The signature follows JSF signing semantics. For a simple signature, the signed payload is the entire AI SBOM JSON document after JSON Canonicalization Scheme processing, with only `metadata.sbomAuthorSignature.value` removed before canonicalization. Other signature fields, including `algorithm`, `keyId`, `publicKey`, and `certificatePath`, remain part of the signed payload.



Embedding a `publicKey` makes cryptographic verification easier, but it does not by itself prove that the key belongs to the claimed SBOM author. Verifiers still need a trust decision based on `keyId`, `certificatePath`, an out-of-band trust store, or an organizational policy. If JSF `excludes` is used, verifiers should reject unexpected exclusions by policy.



## Consuming the Schema



Use the immutable versioned URL when you want reproducible validation:



[https://shiftleftcyber.io/ai-bom/schemas/ai-sbom-1.0.0.schema.json](https://shiftleftcyber.io/ai-bom/schemas/ai-sbom-1.0.0.schema.json)

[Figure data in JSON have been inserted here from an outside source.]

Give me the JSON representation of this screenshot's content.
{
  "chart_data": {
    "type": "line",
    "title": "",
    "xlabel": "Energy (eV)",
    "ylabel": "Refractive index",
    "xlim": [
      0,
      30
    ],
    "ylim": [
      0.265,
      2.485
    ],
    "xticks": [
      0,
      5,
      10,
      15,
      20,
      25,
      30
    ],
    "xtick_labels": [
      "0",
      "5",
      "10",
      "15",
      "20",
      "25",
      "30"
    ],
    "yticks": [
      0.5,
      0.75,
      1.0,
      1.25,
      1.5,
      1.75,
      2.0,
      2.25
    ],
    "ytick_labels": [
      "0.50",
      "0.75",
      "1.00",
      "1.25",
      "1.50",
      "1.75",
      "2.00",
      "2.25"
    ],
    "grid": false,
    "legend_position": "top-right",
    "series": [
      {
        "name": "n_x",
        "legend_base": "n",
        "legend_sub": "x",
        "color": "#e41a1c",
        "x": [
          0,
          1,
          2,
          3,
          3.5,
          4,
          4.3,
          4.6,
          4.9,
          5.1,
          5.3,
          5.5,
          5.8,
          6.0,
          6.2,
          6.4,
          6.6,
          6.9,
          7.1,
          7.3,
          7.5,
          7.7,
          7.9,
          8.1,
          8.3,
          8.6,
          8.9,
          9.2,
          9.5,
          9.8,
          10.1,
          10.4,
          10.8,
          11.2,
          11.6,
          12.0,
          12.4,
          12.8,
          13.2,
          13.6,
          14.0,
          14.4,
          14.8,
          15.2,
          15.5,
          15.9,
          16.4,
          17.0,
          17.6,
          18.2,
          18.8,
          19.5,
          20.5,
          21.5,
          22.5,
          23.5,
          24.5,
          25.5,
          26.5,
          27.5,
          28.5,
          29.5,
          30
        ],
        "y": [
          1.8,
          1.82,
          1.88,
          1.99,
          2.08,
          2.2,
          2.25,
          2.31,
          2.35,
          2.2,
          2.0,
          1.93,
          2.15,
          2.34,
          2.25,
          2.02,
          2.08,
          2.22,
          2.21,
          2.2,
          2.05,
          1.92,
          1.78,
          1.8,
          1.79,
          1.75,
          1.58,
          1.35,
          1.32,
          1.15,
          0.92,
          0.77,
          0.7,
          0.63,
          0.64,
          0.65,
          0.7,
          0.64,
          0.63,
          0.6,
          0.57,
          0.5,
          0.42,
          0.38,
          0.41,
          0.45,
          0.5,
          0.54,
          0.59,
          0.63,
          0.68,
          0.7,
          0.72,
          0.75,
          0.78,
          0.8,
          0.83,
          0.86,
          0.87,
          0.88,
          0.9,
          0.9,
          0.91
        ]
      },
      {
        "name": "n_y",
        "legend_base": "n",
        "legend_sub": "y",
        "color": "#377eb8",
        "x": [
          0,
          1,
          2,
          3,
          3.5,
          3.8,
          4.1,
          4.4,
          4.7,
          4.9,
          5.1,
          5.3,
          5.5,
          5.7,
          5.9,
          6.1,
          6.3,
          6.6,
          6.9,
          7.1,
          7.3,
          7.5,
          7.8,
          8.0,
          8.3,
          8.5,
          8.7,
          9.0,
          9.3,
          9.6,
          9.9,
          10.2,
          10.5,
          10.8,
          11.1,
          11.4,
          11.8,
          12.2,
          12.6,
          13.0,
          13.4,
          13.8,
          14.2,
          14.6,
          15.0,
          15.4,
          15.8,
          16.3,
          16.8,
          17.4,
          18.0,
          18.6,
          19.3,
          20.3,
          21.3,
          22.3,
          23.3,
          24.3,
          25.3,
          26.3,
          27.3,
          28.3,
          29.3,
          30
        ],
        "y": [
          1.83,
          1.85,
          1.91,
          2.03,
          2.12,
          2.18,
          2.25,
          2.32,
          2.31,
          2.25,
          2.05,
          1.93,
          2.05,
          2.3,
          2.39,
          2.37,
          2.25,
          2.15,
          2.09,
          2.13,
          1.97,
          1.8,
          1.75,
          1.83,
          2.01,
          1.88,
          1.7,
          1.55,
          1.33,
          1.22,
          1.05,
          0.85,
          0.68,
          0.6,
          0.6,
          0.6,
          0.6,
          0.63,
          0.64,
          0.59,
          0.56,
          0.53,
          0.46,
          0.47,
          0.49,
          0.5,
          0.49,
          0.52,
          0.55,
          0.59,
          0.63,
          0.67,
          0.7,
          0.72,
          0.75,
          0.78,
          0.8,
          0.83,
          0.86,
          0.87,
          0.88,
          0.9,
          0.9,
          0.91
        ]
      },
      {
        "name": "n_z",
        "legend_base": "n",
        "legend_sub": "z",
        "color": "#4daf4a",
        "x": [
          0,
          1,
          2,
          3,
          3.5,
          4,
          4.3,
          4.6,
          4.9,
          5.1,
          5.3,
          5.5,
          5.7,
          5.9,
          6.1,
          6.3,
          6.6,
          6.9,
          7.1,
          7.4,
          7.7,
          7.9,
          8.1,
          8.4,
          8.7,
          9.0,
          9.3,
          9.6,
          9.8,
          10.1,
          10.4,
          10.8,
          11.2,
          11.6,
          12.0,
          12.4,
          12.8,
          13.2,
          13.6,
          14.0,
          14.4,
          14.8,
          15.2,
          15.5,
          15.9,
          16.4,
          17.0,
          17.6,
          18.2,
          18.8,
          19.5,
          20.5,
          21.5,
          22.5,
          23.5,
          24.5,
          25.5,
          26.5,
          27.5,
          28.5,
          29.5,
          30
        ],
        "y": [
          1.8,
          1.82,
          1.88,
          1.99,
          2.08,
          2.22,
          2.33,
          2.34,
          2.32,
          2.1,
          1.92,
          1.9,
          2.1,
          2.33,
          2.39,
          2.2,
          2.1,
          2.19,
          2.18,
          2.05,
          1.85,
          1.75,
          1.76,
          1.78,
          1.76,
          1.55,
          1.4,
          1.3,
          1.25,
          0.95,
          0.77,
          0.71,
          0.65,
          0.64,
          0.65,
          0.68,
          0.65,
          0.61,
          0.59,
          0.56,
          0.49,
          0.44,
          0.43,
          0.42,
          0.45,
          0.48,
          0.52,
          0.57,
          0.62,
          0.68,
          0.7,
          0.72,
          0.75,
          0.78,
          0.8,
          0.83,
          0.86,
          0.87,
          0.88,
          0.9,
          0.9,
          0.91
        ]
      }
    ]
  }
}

Use the latest URL when you intentionally want the newest compatible schema:



[https://shiftleftcyber.io/ai-bom/schemas/ai-sbom.schema.json](https://shiftleftcyber.io/ai-bom/schemas/ai-sbom.schema.json)



You can also pin directly to a Git tag:



[https://raw.githubusercontent.com/shiftleftcyber/ai-bom/v1.0.0/ai-sbom.schema.json](https://raw.githubusercontent.com/shiftleftcyber/ai-bom/v1.0.0/ai-sbom.schema.json)



The schema is intentionally strict with `additionalProperties: false` so that nonconforming examples fail predictably, but lifecycle-dependent fields such as signatures, hashes, licenses, security evidence, infrastructure details, and KPIs are optional.



## License



This project is licensed under the [Apache License 2.0](LICENSE). Apache-2.0 was chosen because it is permissive like MIT while also including an explicit patent grant, which is useful for an interoperability-focused schema and related tooling.